One small aside on that: mandatory minimum sentences also are valuable tools by prosecutors for intimidating an unconvicted defendant into plea-bargaining independently of his guilt or innocence.  Both sides of this question are supported only by extensive anecdotes, though, not demonstrated trends.

For all that, say Mac Donald is right on her main point.

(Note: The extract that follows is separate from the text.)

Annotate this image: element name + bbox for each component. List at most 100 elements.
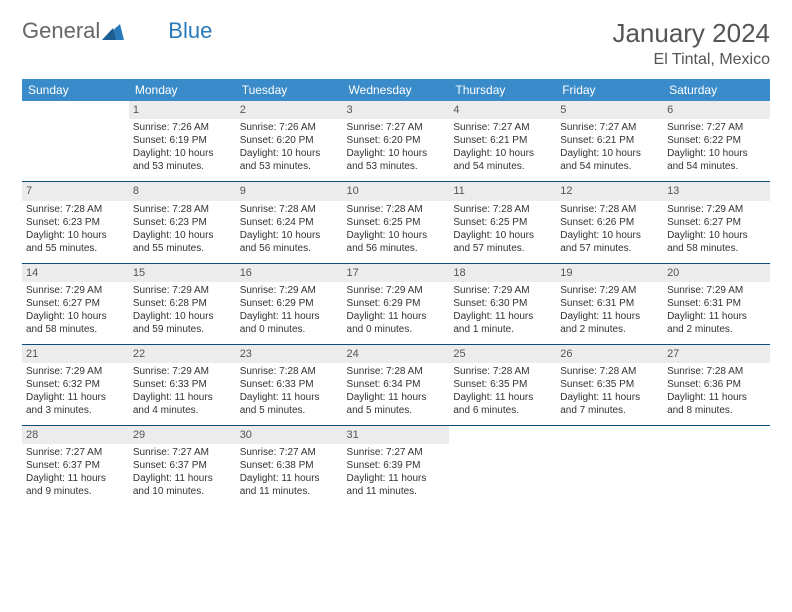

But her point is irrelevant.  Mandatory minimum sentences are wrong on their face.  Sentences should be handed up by juries, not by judges or by sentencing checklists in a computer.  If I beat my wife and sell drugs to a friend a few blocks away, I’m committing crimes against our two neighborhoods—mine and my wife’s and that of my friend’s—not against New York City or Washington State, or even my home State of Texas.

My crimes are against the local communities in which my friend and my wife and I live, and I should be sentenced like I’m tried: by a jury of my peers drawn from my community and my friend’s, the communities against which my crimes were committed, i.e., the district wherein the crime shall have been committed.

Sentencing requirements, whether mandatory or guideline, destroy that capacity, they destroy the local community’s ability to decide for itself what is the appropriate punishment to be meted out for any crimes committed against it.